On average, 42% of IRS supervisors sampled in the audit certified that they had reviewed security reports showing whether their staffers gained access to taxpayer information without authorization.
The certification rate ranged from a low of 15% for IRS supervisors in Austin to a high of 75% for their Brookhaven, N.Y., counterparts, according to the audit by the Treasury Inspector General for Tax Administration.
"As a result, employees may be browsing their spouses' or other employees' tax information with little chance of detection," the audit concluded.
Underscoring the potential danger, auditors reported that they found "a clear violation" of data safeguards designed to prevent unauthorized access to taxpayer information during a site visit to one unidentified IRS location.
Auditors also said the IRS paid a government contractor $2.4 million for the data security system in 2002, even though it did not completely meet the agency's requirements. The IRS did not renew the contract last year because the contractor was unable to develop an anticipated upgrade.

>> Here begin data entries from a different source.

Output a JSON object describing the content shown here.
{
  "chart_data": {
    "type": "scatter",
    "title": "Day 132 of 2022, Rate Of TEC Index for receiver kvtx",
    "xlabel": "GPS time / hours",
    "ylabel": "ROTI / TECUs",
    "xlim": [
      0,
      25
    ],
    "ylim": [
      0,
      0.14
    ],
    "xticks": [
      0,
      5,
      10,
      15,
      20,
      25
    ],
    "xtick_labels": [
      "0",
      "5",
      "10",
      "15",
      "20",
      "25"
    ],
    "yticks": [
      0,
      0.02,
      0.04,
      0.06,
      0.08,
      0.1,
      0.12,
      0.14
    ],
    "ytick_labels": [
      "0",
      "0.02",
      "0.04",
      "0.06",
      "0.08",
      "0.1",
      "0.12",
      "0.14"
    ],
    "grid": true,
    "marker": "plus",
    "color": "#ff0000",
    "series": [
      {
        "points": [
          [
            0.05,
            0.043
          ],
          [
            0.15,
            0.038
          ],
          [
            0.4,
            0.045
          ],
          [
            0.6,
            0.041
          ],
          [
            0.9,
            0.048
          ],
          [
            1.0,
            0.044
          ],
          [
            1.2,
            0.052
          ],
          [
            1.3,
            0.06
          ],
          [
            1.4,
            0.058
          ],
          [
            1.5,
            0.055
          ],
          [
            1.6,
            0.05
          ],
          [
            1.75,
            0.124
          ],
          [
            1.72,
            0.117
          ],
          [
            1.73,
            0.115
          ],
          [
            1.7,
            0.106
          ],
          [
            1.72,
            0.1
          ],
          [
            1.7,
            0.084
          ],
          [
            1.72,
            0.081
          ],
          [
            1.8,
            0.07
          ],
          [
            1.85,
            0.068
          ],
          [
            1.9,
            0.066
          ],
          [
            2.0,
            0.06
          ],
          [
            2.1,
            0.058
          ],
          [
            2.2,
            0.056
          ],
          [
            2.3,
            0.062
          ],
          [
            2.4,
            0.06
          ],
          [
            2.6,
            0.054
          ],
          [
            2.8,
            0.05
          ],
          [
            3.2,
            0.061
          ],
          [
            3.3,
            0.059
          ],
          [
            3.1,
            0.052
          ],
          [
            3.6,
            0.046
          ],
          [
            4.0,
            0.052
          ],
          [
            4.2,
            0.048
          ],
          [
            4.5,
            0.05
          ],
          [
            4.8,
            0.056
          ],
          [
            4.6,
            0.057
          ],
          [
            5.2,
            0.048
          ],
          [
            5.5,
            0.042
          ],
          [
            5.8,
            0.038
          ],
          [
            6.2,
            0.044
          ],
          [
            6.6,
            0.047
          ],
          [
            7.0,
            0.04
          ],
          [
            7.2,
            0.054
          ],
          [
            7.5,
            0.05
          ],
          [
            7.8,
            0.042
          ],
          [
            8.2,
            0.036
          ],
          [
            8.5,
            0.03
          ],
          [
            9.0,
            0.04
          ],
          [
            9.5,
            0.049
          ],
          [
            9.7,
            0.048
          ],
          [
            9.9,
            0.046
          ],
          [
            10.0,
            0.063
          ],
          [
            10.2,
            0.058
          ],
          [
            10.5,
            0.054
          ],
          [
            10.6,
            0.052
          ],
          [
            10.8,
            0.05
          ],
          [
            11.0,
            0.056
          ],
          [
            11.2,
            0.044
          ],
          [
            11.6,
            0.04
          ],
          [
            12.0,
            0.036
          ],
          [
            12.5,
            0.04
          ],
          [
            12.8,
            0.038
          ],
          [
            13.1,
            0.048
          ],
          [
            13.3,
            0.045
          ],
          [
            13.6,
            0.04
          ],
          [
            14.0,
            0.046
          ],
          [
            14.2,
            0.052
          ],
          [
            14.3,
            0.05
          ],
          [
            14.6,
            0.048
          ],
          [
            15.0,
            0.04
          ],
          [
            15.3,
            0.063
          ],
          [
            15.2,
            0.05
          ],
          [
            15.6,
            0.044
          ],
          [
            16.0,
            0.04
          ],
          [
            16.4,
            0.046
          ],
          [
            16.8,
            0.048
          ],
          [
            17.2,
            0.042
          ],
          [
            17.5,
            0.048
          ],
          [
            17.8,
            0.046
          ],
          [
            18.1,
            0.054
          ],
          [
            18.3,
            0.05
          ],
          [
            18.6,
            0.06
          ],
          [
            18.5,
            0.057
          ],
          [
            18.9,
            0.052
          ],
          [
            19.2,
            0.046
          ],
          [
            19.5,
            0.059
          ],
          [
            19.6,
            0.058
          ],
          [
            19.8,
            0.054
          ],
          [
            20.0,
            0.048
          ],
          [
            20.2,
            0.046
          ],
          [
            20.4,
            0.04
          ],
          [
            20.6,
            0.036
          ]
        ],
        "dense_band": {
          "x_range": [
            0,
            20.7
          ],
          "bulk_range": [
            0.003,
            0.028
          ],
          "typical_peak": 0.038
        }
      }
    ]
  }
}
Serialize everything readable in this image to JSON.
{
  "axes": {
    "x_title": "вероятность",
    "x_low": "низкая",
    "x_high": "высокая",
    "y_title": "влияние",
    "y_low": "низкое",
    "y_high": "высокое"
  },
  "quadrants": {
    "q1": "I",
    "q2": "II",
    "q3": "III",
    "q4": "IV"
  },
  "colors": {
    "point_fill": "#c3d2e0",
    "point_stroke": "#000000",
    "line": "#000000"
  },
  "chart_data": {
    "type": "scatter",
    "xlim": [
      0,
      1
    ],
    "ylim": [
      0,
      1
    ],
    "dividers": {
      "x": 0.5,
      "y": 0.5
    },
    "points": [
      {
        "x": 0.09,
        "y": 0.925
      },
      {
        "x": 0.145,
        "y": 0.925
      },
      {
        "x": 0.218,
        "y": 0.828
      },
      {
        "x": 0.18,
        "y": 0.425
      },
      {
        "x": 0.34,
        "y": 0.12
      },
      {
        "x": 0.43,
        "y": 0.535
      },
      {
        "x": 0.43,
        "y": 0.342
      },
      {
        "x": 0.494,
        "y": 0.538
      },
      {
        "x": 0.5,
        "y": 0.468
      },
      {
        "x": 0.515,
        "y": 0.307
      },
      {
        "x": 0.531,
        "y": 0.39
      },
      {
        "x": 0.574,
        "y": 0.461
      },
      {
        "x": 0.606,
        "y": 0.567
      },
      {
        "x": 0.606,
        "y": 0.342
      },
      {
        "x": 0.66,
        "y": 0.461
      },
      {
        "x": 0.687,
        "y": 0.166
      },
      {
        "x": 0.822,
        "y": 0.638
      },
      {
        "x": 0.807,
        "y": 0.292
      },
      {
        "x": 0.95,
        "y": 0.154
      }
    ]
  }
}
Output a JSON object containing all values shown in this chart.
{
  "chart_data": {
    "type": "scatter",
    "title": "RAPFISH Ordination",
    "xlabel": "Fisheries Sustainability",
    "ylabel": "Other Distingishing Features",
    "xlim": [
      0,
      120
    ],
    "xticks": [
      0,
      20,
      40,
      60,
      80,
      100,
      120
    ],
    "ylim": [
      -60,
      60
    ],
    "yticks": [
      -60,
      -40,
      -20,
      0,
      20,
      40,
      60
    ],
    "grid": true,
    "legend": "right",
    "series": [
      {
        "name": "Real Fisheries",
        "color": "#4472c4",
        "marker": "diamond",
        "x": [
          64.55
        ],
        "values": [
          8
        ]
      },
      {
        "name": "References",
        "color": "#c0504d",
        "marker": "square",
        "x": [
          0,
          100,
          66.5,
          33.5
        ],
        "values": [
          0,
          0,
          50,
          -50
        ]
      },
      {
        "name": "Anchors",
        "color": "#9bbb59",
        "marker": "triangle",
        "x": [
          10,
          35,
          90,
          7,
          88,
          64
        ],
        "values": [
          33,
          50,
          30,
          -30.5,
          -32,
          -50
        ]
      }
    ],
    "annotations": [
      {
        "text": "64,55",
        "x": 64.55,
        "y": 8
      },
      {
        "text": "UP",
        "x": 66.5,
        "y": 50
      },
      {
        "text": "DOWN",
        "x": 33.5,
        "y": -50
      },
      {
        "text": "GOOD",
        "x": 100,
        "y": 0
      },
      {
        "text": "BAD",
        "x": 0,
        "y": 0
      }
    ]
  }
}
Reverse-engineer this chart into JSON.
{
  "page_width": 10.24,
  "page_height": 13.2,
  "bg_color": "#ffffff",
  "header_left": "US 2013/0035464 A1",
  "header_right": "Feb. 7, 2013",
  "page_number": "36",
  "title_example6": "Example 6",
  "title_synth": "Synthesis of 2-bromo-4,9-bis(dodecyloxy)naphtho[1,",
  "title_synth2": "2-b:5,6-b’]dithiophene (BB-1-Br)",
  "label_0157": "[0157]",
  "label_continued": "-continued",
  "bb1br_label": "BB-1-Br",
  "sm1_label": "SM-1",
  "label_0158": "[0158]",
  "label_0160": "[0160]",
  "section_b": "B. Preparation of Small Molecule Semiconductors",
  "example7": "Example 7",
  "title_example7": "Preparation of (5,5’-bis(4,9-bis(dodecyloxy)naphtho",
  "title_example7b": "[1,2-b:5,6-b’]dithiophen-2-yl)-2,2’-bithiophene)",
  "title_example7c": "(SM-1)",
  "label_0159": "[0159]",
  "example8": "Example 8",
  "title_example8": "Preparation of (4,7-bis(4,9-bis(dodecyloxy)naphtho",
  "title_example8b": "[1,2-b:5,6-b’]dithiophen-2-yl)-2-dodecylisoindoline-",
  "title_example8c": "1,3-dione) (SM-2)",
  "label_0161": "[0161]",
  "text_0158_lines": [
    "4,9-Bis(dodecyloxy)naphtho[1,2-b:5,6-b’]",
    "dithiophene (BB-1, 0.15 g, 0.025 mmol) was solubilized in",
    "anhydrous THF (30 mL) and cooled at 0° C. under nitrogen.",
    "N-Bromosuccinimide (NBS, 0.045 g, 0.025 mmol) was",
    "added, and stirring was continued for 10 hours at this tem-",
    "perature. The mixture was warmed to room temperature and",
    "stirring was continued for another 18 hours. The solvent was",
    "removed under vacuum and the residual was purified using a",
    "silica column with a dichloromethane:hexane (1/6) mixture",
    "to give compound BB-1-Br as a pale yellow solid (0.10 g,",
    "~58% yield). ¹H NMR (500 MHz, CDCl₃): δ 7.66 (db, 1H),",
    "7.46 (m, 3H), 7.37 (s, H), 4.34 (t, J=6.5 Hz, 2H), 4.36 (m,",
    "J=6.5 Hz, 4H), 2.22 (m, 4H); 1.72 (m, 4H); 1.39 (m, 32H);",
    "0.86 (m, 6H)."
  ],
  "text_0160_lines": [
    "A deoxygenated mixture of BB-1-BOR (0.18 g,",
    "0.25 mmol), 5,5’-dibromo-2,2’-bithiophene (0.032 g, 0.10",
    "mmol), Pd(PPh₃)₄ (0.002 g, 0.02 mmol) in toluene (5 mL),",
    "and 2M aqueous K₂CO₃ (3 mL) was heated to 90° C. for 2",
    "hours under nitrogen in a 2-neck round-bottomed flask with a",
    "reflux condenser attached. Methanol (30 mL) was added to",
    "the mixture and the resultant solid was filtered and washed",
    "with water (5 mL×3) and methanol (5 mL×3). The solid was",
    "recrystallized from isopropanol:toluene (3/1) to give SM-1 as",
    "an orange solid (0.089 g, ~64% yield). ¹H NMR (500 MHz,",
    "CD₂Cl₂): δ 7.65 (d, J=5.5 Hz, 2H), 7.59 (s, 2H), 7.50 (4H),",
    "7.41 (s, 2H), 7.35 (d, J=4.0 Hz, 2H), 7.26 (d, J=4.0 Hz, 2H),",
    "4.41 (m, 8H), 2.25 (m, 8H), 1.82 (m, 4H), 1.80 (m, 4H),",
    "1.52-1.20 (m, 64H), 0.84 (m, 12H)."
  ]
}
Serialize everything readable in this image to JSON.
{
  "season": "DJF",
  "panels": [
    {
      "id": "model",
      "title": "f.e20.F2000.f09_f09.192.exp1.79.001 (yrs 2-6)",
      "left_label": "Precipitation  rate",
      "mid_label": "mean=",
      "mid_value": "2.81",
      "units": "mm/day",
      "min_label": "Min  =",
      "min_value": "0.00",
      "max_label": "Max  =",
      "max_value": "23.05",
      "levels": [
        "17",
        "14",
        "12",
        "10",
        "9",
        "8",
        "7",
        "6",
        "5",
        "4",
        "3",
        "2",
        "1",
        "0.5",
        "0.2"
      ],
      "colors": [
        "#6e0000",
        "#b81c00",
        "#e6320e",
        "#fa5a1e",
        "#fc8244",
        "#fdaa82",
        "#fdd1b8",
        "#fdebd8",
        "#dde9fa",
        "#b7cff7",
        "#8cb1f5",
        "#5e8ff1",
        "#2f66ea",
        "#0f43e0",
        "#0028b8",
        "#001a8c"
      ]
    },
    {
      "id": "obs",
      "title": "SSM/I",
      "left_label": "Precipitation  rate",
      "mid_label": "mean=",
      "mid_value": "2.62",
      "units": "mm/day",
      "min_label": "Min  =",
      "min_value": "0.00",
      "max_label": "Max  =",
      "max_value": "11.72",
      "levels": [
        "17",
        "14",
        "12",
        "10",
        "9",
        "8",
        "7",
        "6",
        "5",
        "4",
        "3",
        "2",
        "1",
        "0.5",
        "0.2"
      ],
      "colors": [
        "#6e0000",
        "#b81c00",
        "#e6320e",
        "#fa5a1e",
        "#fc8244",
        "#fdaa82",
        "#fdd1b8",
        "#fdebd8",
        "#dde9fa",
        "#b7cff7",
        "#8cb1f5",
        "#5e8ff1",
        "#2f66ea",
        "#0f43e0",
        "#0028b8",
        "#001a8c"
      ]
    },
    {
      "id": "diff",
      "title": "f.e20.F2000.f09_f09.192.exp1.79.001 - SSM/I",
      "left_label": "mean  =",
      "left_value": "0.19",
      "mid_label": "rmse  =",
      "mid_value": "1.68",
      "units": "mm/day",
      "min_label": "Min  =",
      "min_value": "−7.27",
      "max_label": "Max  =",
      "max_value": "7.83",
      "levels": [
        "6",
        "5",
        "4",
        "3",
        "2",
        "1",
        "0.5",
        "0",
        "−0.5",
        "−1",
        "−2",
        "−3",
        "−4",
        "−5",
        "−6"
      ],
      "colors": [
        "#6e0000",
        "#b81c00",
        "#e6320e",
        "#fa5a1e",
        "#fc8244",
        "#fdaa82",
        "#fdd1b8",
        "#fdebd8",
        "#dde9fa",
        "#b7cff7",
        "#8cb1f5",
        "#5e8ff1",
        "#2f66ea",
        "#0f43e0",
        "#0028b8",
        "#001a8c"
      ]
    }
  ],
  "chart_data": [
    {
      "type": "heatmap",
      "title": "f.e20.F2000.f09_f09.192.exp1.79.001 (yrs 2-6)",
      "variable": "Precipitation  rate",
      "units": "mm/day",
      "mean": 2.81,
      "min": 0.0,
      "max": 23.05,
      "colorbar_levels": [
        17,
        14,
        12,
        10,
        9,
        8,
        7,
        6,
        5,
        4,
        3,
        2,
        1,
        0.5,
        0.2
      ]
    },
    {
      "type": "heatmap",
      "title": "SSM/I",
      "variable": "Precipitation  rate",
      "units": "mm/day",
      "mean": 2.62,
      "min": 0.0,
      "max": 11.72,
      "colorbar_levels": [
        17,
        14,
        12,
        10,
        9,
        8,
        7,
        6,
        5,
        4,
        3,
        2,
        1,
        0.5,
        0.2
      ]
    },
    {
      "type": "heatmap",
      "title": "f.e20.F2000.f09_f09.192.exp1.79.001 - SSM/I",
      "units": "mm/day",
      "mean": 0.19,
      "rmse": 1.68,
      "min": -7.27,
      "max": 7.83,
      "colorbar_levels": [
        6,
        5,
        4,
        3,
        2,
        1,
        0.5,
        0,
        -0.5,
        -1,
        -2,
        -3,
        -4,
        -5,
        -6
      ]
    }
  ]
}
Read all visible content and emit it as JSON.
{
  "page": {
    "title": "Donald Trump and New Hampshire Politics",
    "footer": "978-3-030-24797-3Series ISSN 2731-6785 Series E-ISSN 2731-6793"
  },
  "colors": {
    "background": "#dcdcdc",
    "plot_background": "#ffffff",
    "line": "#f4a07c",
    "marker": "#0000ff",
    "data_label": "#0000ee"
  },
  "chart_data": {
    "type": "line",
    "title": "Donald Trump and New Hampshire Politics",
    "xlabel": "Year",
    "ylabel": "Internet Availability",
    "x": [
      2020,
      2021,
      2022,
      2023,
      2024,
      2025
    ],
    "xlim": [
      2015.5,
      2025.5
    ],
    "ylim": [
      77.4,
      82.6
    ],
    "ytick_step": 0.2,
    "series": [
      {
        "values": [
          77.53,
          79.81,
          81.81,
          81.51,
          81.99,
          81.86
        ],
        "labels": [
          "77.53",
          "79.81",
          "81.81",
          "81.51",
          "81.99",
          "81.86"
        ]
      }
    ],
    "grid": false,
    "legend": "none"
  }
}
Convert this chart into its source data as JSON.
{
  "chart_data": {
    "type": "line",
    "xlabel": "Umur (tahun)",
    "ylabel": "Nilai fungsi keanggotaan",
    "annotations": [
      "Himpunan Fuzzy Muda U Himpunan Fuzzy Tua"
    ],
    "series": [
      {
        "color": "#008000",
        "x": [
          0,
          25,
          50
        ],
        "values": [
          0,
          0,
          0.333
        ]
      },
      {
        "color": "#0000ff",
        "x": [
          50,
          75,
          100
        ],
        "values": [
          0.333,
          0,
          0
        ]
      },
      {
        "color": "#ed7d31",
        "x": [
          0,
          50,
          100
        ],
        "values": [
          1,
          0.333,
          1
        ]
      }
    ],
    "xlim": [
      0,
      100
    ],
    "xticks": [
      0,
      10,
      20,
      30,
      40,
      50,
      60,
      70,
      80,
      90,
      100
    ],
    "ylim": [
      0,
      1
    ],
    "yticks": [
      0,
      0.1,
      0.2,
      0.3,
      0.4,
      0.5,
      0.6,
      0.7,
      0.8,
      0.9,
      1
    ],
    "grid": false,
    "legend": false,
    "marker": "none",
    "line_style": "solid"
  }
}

Auditors recommended that the IRS emphasize the importance of reviewing data security reports and hold managers accountable. They also recommended that the agency hire a new contractor quickly to upgrade the security system. The IRS agreed with most of the recommendations.
Nonetheless, the audit results prompted criticism from Sen. Max Baucus, D-Mont., the ranking minority member on the Senate Finance Committee.
"With recent reports of security breaches at the VA (Veterans Affairs) and the Social Security Administration, it's unbelievable that IRS isn't doing what it takes to keep information safe in-house," Baucus said.